Dr. Asad Khan: I, I, I, I'm a bit embarrassed actually because I, I actually don't feel like I've, you know, I don't, don't think I've, I've done that. I think I, I've done what any decent human being in my position with my credentials could do, and I think it's really tragic that people aren't believed just because of not having a few letters after their name.

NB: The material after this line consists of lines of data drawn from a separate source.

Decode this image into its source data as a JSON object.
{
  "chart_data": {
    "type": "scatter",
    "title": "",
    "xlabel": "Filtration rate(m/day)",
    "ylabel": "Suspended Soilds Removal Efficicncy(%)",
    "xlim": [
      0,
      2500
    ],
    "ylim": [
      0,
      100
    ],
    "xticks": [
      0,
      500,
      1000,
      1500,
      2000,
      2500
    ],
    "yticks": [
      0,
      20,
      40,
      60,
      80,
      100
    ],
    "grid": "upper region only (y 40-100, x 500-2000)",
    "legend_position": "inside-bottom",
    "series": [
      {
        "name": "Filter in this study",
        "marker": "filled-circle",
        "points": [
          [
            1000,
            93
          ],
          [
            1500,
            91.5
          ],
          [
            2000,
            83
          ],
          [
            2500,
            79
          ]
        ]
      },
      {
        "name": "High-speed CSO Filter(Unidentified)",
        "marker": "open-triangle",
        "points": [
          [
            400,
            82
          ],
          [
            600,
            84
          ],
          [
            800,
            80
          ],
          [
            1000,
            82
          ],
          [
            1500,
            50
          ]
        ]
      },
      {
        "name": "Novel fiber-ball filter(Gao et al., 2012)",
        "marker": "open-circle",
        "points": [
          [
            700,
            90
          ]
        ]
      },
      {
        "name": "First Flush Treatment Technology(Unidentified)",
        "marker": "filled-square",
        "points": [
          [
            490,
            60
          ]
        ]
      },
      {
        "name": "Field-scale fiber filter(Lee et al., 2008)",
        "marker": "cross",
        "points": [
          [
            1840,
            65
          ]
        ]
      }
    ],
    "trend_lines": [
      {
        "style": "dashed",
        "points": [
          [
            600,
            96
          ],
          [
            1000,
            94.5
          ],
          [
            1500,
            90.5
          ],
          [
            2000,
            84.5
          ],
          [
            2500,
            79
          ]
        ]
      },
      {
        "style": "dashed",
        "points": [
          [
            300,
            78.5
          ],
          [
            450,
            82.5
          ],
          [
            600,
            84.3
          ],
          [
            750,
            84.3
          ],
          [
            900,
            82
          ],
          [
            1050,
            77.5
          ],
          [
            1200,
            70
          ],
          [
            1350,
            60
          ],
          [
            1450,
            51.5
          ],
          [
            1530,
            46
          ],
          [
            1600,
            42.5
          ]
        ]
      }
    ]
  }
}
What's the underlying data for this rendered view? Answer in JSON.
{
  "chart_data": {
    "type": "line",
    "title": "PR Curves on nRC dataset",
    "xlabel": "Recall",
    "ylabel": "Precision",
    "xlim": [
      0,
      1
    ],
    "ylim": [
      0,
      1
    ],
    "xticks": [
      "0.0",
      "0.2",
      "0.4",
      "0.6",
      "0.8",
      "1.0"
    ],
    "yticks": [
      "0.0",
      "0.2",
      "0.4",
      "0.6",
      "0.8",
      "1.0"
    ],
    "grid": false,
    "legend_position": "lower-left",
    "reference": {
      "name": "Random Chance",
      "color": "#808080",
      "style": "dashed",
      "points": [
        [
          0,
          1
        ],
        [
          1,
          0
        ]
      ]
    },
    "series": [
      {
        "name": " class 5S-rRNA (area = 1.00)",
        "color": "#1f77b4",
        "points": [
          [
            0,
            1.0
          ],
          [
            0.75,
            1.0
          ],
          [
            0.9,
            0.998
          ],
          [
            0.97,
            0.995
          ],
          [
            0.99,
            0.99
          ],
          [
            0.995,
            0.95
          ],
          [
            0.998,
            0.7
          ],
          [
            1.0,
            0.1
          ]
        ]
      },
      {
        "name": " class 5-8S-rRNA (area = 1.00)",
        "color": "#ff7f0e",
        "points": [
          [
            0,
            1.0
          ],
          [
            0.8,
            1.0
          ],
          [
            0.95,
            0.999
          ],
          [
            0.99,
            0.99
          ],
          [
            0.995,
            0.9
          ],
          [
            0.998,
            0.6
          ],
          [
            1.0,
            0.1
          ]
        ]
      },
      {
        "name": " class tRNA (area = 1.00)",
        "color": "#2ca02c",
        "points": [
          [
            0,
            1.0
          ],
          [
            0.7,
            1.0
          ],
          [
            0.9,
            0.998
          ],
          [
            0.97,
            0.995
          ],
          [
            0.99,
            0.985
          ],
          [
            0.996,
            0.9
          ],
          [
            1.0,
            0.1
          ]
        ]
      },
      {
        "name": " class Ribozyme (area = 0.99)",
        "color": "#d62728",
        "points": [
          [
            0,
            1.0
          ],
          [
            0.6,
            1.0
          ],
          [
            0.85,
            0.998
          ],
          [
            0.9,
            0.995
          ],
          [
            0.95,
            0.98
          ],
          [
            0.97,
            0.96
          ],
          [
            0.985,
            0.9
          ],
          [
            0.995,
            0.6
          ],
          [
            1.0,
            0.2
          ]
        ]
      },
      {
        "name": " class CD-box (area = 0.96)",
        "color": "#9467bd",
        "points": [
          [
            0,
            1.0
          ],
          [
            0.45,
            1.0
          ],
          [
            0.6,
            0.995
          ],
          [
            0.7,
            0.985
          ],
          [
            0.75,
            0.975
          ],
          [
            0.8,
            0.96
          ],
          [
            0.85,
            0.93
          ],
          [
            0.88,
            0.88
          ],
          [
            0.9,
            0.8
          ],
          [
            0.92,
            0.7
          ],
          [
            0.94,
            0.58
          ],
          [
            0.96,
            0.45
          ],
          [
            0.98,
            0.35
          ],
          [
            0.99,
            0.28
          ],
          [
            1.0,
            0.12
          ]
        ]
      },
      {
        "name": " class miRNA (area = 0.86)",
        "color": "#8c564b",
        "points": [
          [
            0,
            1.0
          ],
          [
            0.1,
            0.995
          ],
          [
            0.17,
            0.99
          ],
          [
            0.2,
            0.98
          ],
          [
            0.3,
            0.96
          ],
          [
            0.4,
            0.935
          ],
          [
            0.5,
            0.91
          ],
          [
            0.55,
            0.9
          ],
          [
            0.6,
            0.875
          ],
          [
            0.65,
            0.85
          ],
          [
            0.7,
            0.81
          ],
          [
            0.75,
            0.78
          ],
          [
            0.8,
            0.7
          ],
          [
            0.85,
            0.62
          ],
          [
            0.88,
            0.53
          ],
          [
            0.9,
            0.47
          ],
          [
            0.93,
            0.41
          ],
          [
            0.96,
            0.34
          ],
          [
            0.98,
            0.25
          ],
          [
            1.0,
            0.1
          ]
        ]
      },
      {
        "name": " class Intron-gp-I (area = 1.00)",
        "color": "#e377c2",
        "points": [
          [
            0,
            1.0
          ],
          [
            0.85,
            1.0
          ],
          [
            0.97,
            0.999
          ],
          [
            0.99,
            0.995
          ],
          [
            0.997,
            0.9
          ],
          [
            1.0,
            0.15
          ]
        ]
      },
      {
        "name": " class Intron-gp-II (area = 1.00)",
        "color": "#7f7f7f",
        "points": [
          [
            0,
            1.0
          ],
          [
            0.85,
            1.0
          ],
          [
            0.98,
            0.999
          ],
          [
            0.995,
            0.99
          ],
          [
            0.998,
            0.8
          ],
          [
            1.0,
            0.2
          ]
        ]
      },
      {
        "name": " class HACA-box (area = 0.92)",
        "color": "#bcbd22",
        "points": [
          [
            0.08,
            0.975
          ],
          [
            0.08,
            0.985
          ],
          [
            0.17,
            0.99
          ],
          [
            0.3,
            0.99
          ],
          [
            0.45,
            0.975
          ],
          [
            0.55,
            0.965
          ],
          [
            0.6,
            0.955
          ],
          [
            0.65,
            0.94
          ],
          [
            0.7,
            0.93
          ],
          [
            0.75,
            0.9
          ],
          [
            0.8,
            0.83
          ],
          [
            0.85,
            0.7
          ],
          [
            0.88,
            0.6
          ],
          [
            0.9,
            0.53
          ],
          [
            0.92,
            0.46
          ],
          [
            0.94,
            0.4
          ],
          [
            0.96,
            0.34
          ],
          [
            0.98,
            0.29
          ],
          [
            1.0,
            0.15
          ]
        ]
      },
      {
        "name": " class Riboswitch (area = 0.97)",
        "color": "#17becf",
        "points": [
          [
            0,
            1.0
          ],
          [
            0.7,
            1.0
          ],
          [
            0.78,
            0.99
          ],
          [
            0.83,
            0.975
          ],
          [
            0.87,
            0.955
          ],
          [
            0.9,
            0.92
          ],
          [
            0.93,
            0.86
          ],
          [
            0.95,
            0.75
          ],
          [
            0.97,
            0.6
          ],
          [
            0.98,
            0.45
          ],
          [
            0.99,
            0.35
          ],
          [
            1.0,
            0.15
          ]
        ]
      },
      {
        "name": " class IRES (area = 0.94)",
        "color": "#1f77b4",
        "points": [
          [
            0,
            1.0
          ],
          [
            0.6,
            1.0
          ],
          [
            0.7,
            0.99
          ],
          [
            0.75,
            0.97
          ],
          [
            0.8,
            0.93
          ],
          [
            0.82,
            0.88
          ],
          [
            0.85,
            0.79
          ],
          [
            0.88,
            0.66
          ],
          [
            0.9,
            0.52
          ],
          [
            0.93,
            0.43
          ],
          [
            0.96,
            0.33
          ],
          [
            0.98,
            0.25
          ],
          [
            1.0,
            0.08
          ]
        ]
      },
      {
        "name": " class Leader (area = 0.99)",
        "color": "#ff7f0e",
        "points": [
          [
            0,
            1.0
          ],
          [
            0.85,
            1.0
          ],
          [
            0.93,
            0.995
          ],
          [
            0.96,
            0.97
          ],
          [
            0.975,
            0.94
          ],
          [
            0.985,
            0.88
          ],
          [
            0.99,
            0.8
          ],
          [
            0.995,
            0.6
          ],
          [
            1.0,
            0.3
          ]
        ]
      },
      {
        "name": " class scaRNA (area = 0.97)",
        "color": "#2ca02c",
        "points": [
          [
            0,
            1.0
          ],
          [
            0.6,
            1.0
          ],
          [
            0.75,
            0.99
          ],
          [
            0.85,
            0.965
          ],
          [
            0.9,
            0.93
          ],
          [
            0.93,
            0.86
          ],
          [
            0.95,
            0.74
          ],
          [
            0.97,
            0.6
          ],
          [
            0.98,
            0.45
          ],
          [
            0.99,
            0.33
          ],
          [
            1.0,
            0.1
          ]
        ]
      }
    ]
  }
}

That should never be the case. We should always believe patients. But yes, if I can use my position on our platform for for the community, then I am more than happy to do that. I know not everybody likes speaking out, but and I actually [01:07:00] am a very private person normally, but I, I, I realized that this, I actually had a, I actually had a gift here that I could utilize for, for the benefit of myself and possibly to others. So, that's, that's what has kept me going. So in, in, in the end, it is a bit selfish, not selfish, but, you know, it's what gives me hope as well and gives me purpose.
Jill Brook: Oh, well, thank you. Thank you for everything. Listeners will put all of those links in the show notes.
And, um, Dr. Khan, thank you again. Maybe we can have you back when, um, when you have some of the results from your, um, findings with the South African group on micro clotting, and it has been such a pleasure to talk to you. Thank you.
Dr. Asad Khan: Well, Jill, it's been an absolute honor and a privilege and I'm so glad we were able to have this chat.
It's been a, a long time in the making, uh, a year and a half, but I'm glad we got to do it in the end. And yeah, [01:08:00] thanks to everybody who's listening and, uh, it's, it's a privilege to be part of the community.
Jill Brook: Awesome. Awesome. Okay, listeners, that's all for today. We'll be back soon with another episode, but until then, thank you for listening,
remember you're not alone, and please join us again soon.